Malaysia Airlines (MAS) is betting on its first new routes in almost a decade and growth in China, where it wants to triple business over five years, to help it return to profitability in 2018 and list the year after, its chief executive said yesterday.
Mr Peter Bellew, who took the reins at the Malaysian flag carrier in July, said the group was already losing less money than it had forecast and was on track to break even in the last quarter of 2017, with bookings for the coming months ahead of last year, despite a reduced fleet.
"We are in expansion mode," he told a gathering at the CAPA Asia Summit 2016. "March 2019. Notwithstanding shocks, that's our Olympic Games, that's what we're focused on at the moment," he said, referring to the group's plans to be ready for a listing by 2019.
Key to its plans is China, where MAS is launching flights to eight new destinations and adding 11 routes between the two countries starting next year, betting on geographic proximity and linguistic ties.
"They say they don't need low- cost carriers. They are looking for full-service carriers, with alliances," he said.
Mr Bellew, a former Ryanair executive, said he also saw a shakeout among low-cost airlines in the region, which is one of the most crowded and includes some of the toughest competitors globally.

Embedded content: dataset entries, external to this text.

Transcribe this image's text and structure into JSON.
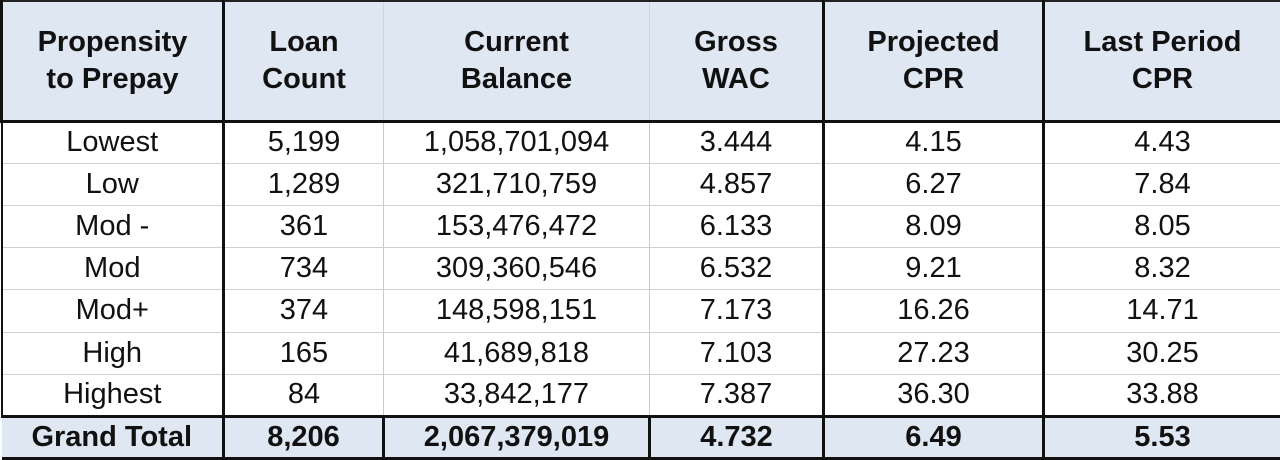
{
  "table": {
    "headers": [
      [
        "Propensity",
        "to Prepay"
      ],
      [
        "Loan",
        "Count"
      ],
      [
        "Current",
        "Balance"
      ],
      [
        "Gross",
        "WAC"
      ],
      [
        "Projected",
        "CPR"
      ],
      [
        "Last Period",
        "CPR"
      ]
    ],
    "rows": [
      [
        "Lowest",
        "5,199",
        "1,058,701,094",
        "3.444",
        "4.15",
        "4.43"
      ],
      [
        "Low",
        "1,289",
        "321,710,759",
        "4.857",
        "6.27",
        "7.84"
      ],
      [
        "Mod -",
        "361",
        "153,476,472",
        "6.133",
        "8.09",
        "8.05"
      ],
      [
        "Mod",
        "734",
        "309,360,546",
        "6.532",
        "9.21",
        "8.32"
      ],
      [
        "Mod+",
        "374",
        "148,598,151",
        "7.173",
        "16.26",
        "14.71"
      ],
      [
        "High",
        "165",
        "41,689,818",
        "7.103",
        "27.23",
        "30.25"
      ],
      [
        "Highest",
        "84",
        "33,842,177",
        "7.387",
        "36.30",
        "33.88"
      ]
    ],
    "total": [
      "Grand Total",
      "8,206",
      "2,067,379,019",
      "4.732",
      "6.49",
      "5.53"
    ]
  },
  "colors": {
    "header_bg": "#dfe7f2",
    "border": "#111111"
  }
}
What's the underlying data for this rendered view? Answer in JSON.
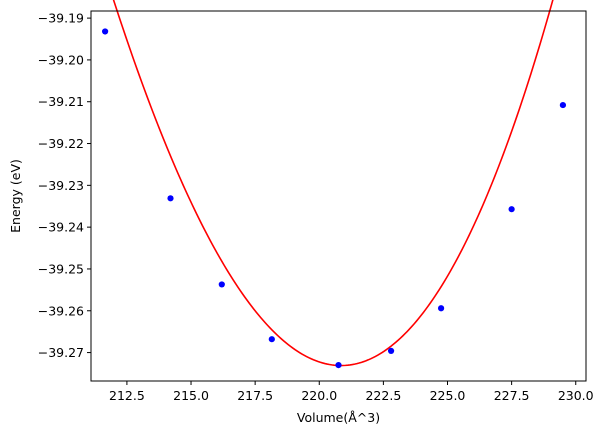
{
  "chart_data": {
    "type": "scatter",
    "title": "",
    "xlabel": "Volume(Å^3)",
    "ylabel": "Energy (eV)",
    "xlim": [
      211.1,
      230.4
    ],
    "ylim": [
      -39.2768,
      -39.1883
    ],
    "x_ticks": [
      212.5,
      215.0,
      217.5,
      220.0,
      222.5,
      225.0,
      227.5,
      230.0
    ],
    "x_tick_labels": [
      "212.5",
      "215.0",
      "217.5",
      "220.0",
      "222.5",
      "225.0",
      "227.5",
      "230.0"
    ],
    "y_ticks": [
      -39.27,
      -39.26,
      -39.25,
      -39.24,
      -39.23,
      -39.22,
      -39.21,
      -39.2,
      -39.19
    ],
    "y_tick_labels": [
      "−39.27",
      "−39.26",
      "−39.25",
      "−39.24",
      "−39.23",
      "−39.22",
      "−39.21",
      "−39.20",
      "−39.19"
    ],
    "grid": false,
    "series": [
      {
        "type": "scatter",
        "color": "#0000ff",
        "x": [
          211.65,
          214.2,
          216.2,
          218.15,
          220.75,
          222.8,
          224.75,
          227.5,
          229.5
        ],
        "y": [
          -39.1932,
          -39.2331,
          -39.2537,
          -39.2668,
          -39.273,
          -39.2696,
          -39.2594,
          -39.2357,
          -39.2108
        ]
      },
      {
        "type": "line",
        "color": "#ff0000",
        "x_range": [
          211.65,
          229.5
        ],
        "fit": {
          "min_x": 220.85,
          "min_y": -39.2731,
          "curvature": 0.0012,
          "cubic": 1e-05
        }
      }
    ]
  }
}
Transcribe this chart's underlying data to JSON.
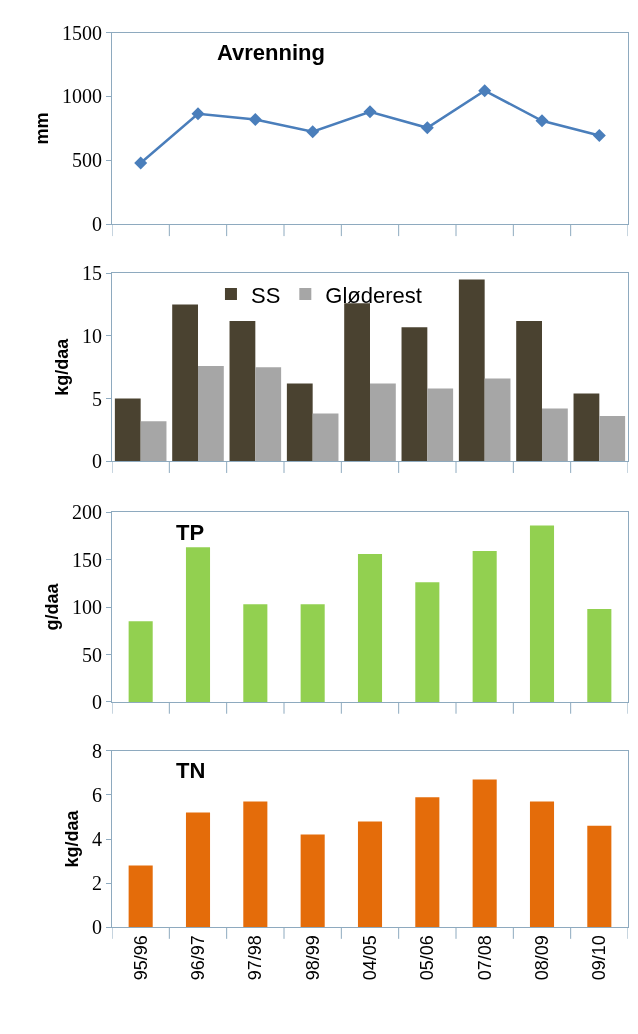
{
  "chart_data": [
    {
      "type": "line",
      "title": "Avrenning",
      "ylabel": "mm",
      "categories": [
        null,
        null,
        null,
        null,
        null,
        null,
        null,
        null,
        null
      ],
      "ylim": [
        0,
        1500
      ],
      "yticks": [
        0,
        500,
        1000,
        1500
      ],
      "marker": "diamond",
      "tick_labels": "y",
      "series": [
        {
          "color": "#4a7ebb",
          "values": [
            480,
            865,
            820,
            725,
            880,
            755,
            1045,
            810,
            695
          ]
        }
      ]
    },
    {
      "type": "bar",
      "ylabel": "kg/daa",
      "categories": [
        null,
        null,
        null,
        null,
        null,
        null,
        null,
        null,
        null
      ],
      "ylim": [
        0,
        15
      ],
      "yticks": [
        0,
        5,
        10,
        15
      ],
      "tick_labels": "y",
      "legend": "top",
      "series": [
        {
          "name": "SS",
          "color": "#4a4230",
          "values": [
            5.0,
            12.5,
            11.2,
            6.2,
            12.6,
            10.7,
            14.5,
            11.2,
            5.4
          ]
        },
        {
          "name": "Gløderest",
          "color": "#a6a6a6",
          "values": [
            3.2,
            7.6,
            7.5,
            3.8,
            6.2,
            5.8,
            6.6,
            4.2,
            3.6
          ]
        }
      ]
    },
    {
      "type": "bar",
      "title": "TP",
      "ylabel": "g/daa",
      "categories": [
        null,
        null,
        null,
        null,
        null,
        null,
        null,
        null,
        null
      ],
      "ylim": [
        0,
        200
      ],
      "yticks": [
        0,
        50,
        100,
        150,
        200
      ],
      "tick_labels": "y",
      "series": [
        {
          "color": "#92d050",
          "values": [
            85,
            163,
            103,
            103,
            156,
            126,
            159,
            186,
            98
          ]
        }
      ]
    },
    {
      "type": "bar",
      "title": "TN",
      "ylabel": "kg/daa",
      "categories": [
        "95/96",
        "96/97",
        "97/98",
        "98/99",
        "04/05",
        "05/06",
        "07/08",
        "08/09",
        "09/10"
      ],
      "ylim": [
        0,
        8
      ],
      "yticks": [
        0,
        2,
        4,
        6,
        8
      ],
      "series": [
        {
          "color": "#e46c0a",
          "values": [
            2.8,
            5.2,
            5.7,
            4.2,
            4.8,
            5.9,
            6.7,
            5.7,
            4.6
          ]
        }
      ]
    }
  ]
}
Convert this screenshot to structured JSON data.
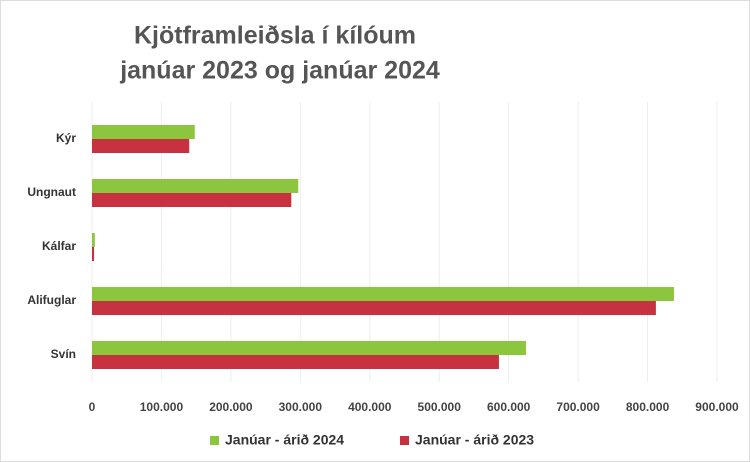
{
  "chart_data": {
    "type": "bar",
    "orientation": "horizontal",
    "title": "Kjötframleiðsla í kílóum",
    "subtitle": "janúar 2023 og janúar 2024",
    "categories": [
      "Kýr",
      "Ungnaut",
      "Kálfar",
      "Alifuglar",
      "Svín"
    ],
    "series": [
      {
        "name": "Janúar - árið 2024",
        "color": "#8cc63f",
        "values": [
          148000,
          297000,
          4000,
          838000,
          625000
        ]
      },
      {
        "name": "Janúar - árið 2023",
        "color": "#c8313f",
        "values": [
          140000,
          287000,
          3000,
          812000,
          586000
        ]
      }
    ],
    "xlim": [
      0,
      900000
    ],
    "xticks": [
      0,
      {
        "value": 100000,
        "label": "100.000"
      },
      {
        "value": 200000,
        "label": "200.000"
      },
      {
        "value": 300000,
        "label": "300.000"
      },
      {
        "value": 400000,
        "label": "400.000"
      },
      {
        "value": 500000,
        "label": "500.000"
      },
      {
        "value": 600000,
        "label": "600.000"
      },
      {
        "value": 700000,
        "label": "700.000"
      },
      {
        "value": 800000,
        "label": "800.000"
      },
      {
        "value": 900000,
        "label": "900.000"
      }
    ],
    "grid": true,
    "legend": "bottom"
  }
}
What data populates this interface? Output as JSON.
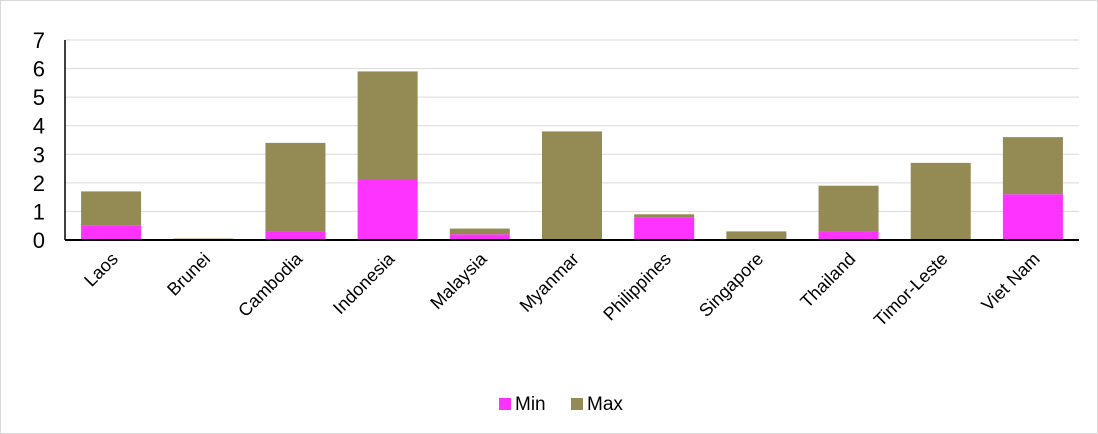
{
  "chart_data": {
    "type": "bar",
    "stacked": true,
    "title": "",
    "xlabel": "",
    "ylabel": "",
    "ylim": [
      0,
      7
    ],
    "yticks": [
      0,
      1,
      2,
      3,
      4,
      5,
      6,
      7
    ],
    "grid": true,
    "legend_position": "bottom",
    "categories": [
      "Laos",
      "Brunei",
      "Cambodia",
      "Indonesia",
      "Malaysia",
      "Myanmar",
      "Philippines",
      "Singapore",
      "Thailand",
      "Timor-Leste",
      "Viet Nam"
    ],
    "series": [
      {
        "name": "Min",
        "color": "#ff33ff",
        "values": [
          0.5,
          0.0,
          0.3,
          2.1,
          0.2,
          0.0,
          0.8,
          0.0,
          0.3,
          0.0,
          1.6
        ]
      },
      {
        "name": "Max",
        "color": "#948a54",
        "values": [
          1.2,
          0.05,
          3.1,
          3.8,
          0.2,
          3.8,
          0.1,
          0.3,
          1.6,
          2.7,
          2.0
        ]
      }
    ]
  }
}
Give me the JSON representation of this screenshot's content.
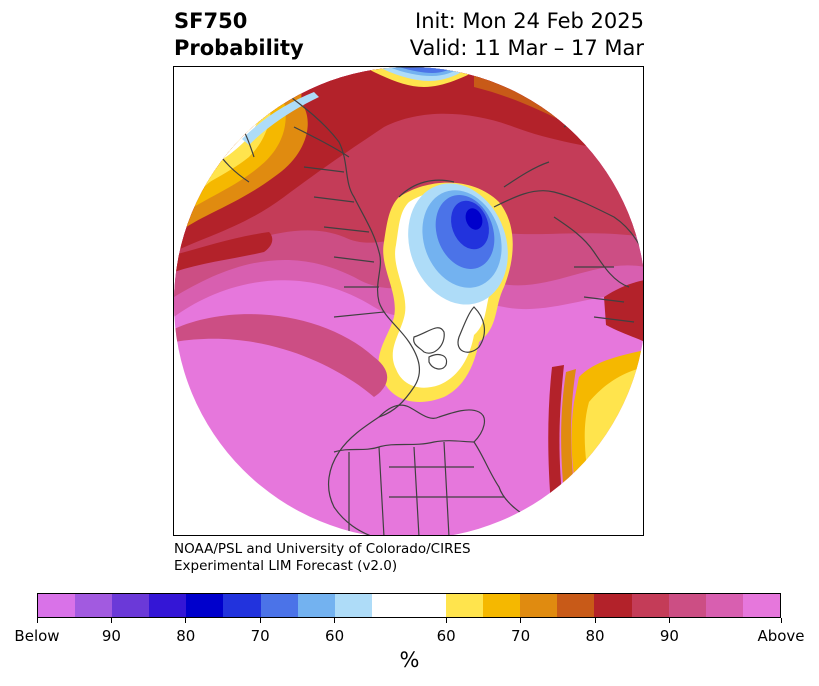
{
  "title": {
    "left_line1": "SF750",
    "left_line2": "Probability",
    "right_line1": "Init: Mon 24 Feb 2025",
    "right_line2": "Valid: 11 Mar – 17 Mar"
  },
  "credit": {
    "line1": "NOAA/PSL and University of Colorado/CIRES",
    "line2": "Experimental LIM Forecast (v2.0)"
  },
  "colorbar": {
    "colors": [
      "#d972e8",
      "#a25ae0",
      "#6b39d8",
      "#3416d6",
      "#0000cc",
      "#2233dd",
      "#4b73e8",
      "#73b2f0",
      "#aedcf8",
      "#ffffff",
      "#ffe44d",
      "#f5b800",
      "#e08b10",
      "#c85a18",
      "#b3222a",
      "#c43c58",
      "#cc4e84",
      "#d85fb0",
      "#e677dc"
    ],
    "tick_labels": [
      "Below",
      "90",
      "80",
      "70",
      "60",
      "60",
      "70",
      "80",
      "90",
      "Above"
    ],
    "units": "%"
  },
  "map": {
    "colors": {
      "above": "#e677dc",
      "p90": "#d85fb0",
      "p80": "#cc4e84",
      "p75": "#c43c58",
      "p70": "#b3222a",
      "p65": "#c85a18",
      "p60": "#e08b10",
      "p55": "#f5b800",
      "p50": "#ffe44d",
      "neutral": "#ffffff",
      "b60": "#aedcf8",
      "b70": "#73b2f0",
      "b80": "#4b73e8",
      "b90": "#2233dd",
      "below": "#0000cc",
      "coast": "#404040"
    }
  }
}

Aircraft orders in Indonesia and Malaysia are more than double Chinese orders. "There are going to be some big losers. There is going to be blood on the floor," he said.
MAS has been battling to turn around its business since a disastrous 2014, which saw aviation's greatest mystery, the disappearance of Flight MH370, and the shooting down of Flight MH17 over eastern Ukraine.
The carrier was later taken private by state-fund Khazanah Nasional as part of a restructuring, which included a shrinking of its network. Since then, MAS has cancelled all non-stop flights to Europe except to London, and ended several low-yield Asia-Pacific services.
Mr Bellew said the group, through a new unit, would rent out its Airbus A380 superjumbos to religious travel groups for Haj and Umrah pilgrimages - a move that could dispel recent gloom over demand for the huge jets.